Gröning est un vrai de vrai bollé. À 17 ans, il fait un stage dans une banque, et là, pouf, la guerre éclate! La moitié des employés de sa banque sont envoyés au casse-pipe, ce qui est une super nouvelle, puisque ça lui permet d’obtenir une belle promotion! Il finit quand même par s’engager dans les SS parce que l’uniforme est beau. Il est comptable, comptable de guerre. Il se décrit lui-même comme «un bureaucrate qui se satisfait de son rôle de salarié dans l’administration SS, qui lui garantit à la fois les aspects militaire et administratif qu’il attend d’une carrière.» Cool.

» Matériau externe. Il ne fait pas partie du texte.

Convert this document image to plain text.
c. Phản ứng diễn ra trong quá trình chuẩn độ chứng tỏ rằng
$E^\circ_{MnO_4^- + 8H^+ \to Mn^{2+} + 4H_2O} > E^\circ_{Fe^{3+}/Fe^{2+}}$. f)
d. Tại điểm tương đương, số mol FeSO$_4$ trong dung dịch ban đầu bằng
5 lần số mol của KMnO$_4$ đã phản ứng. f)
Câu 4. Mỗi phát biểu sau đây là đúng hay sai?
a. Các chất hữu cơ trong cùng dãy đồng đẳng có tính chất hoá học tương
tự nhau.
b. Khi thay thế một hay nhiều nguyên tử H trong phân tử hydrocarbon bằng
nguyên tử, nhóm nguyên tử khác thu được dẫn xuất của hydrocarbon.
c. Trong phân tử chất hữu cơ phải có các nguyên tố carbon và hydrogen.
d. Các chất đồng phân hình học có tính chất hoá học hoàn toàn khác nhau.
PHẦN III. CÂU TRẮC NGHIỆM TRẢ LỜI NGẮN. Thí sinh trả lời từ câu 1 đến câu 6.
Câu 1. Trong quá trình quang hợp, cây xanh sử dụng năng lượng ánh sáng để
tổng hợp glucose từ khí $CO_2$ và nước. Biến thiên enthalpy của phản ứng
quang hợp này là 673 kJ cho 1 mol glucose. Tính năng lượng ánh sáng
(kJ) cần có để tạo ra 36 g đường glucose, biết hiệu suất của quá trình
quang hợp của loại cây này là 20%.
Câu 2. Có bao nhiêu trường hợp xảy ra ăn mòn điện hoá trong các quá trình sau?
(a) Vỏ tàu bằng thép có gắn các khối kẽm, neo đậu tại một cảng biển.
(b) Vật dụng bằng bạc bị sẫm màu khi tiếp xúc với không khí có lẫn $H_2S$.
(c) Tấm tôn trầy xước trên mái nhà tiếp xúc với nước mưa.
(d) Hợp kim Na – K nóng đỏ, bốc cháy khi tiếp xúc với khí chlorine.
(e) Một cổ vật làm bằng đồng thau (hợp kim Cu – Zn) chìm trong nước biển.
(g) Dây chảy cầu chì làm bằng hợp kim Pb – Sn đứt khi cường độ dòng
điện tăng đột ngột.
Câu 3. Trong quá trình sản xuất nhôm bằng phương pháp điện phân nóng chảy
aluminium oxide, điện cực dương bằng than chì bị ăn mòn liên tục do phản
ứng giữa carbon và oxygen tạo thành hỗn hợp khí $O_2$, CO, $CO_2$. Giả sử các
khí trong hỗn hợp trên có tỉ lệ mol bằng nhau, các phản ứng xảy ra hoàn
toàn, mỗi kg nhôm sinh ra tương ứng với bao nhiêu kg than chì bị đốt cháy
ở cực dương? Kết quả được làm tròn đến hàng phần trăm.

En 1942, on lui fait signer un contrat de confidentialité hyper-top-secret et on le mute dans un bled dont il n’a jamais entendu parler. Auschwitz. Quand lui et ses camarades demandent la spécialité de l’endroit, on leur répond qu’ils le découvriront par eux-mêmes. J’adore ce genre de réponse : transparence, chose! En attendant, il est super bien nourri. Vu ses compétences comptables surhumaines, on lui confie la gestion de l’argent des Juifs. Des sous qui doivent leur être rendus à leur sortie. Pas plus con que vous et moi, Oskar comprend assez vite que personne ne sort vivant de ce camp, qui est une machine à exterminer les Juifs. Il est perplexe, mais il finit par accepter le principe… parce que «sa routine lui convient». On le nomme sergent. Il raconte cette anecdote [âmes sensibles, sautez ce paragraphe] :

«Un bébé pleurait. L’enfant gisait sur la rampe, emmailloté dans des vêtements. Une mère l’avait abandonné, peut-être parce qu’elle savait que les femmes accompagnées d’enfants étaient envoyées immédiatement à la chambre à gaz. Je vis un soldat SS attraper le bébé par les jambes. Les pleurs l’avaient énervé. Il frappa la tête du bébé contre le flanc d’acier d’un camion jusqu’à ce que le silence se fasse.»

Gröning retourne à sa compta en évitant désormais d’être confronté à ce genre de scènes. L’aveuglement volontaire, un sport très populaire sous les dictatures.

En 1944, il rejoint une unité de combat SS, en France, unité qui se rendra aux Anglais en 45. Conscient que la partie de son CV qui concerne Auschwitz risque de lui nuire, il ment sur son implication : il est innocent comme un soldat du Reich qui vient de naître. Il fait de la prison – dans un ancien camp nazi, merci karma! –, et du travail forcé en Angleterre, où il connaît une «vie très confortable».

Après quelques années, il rentre en Allemagne, retrouve du boulot et interdit à tous ses proches de prononcer un certain mot qui commence par «ausch» et finit par «witz». On a beau être comptable, on a sa sensibilité! Mu par son côté foufou, il collectionne les timbres. Dans son cercle de philatélistes, il côtoie un des premiers négationnistes de la Shoah, et ça vient le chercher. Comme Oskar est un honnête homme – en tout cas selon lui –, il finit par cracher le morceau dans cette déclaration aux négationnistes :

«Je souhaiterais que vous me croyiez. J’ai vu les chambres à gaz. J’ai vu les crématoires. J’ai vu les feux ouverts. Je me suis trouvé sur la rampe lorsque les sélections avaient lieu. Je voudrais que vous croyiez que ces atrocités se sont produites car j’y étais.»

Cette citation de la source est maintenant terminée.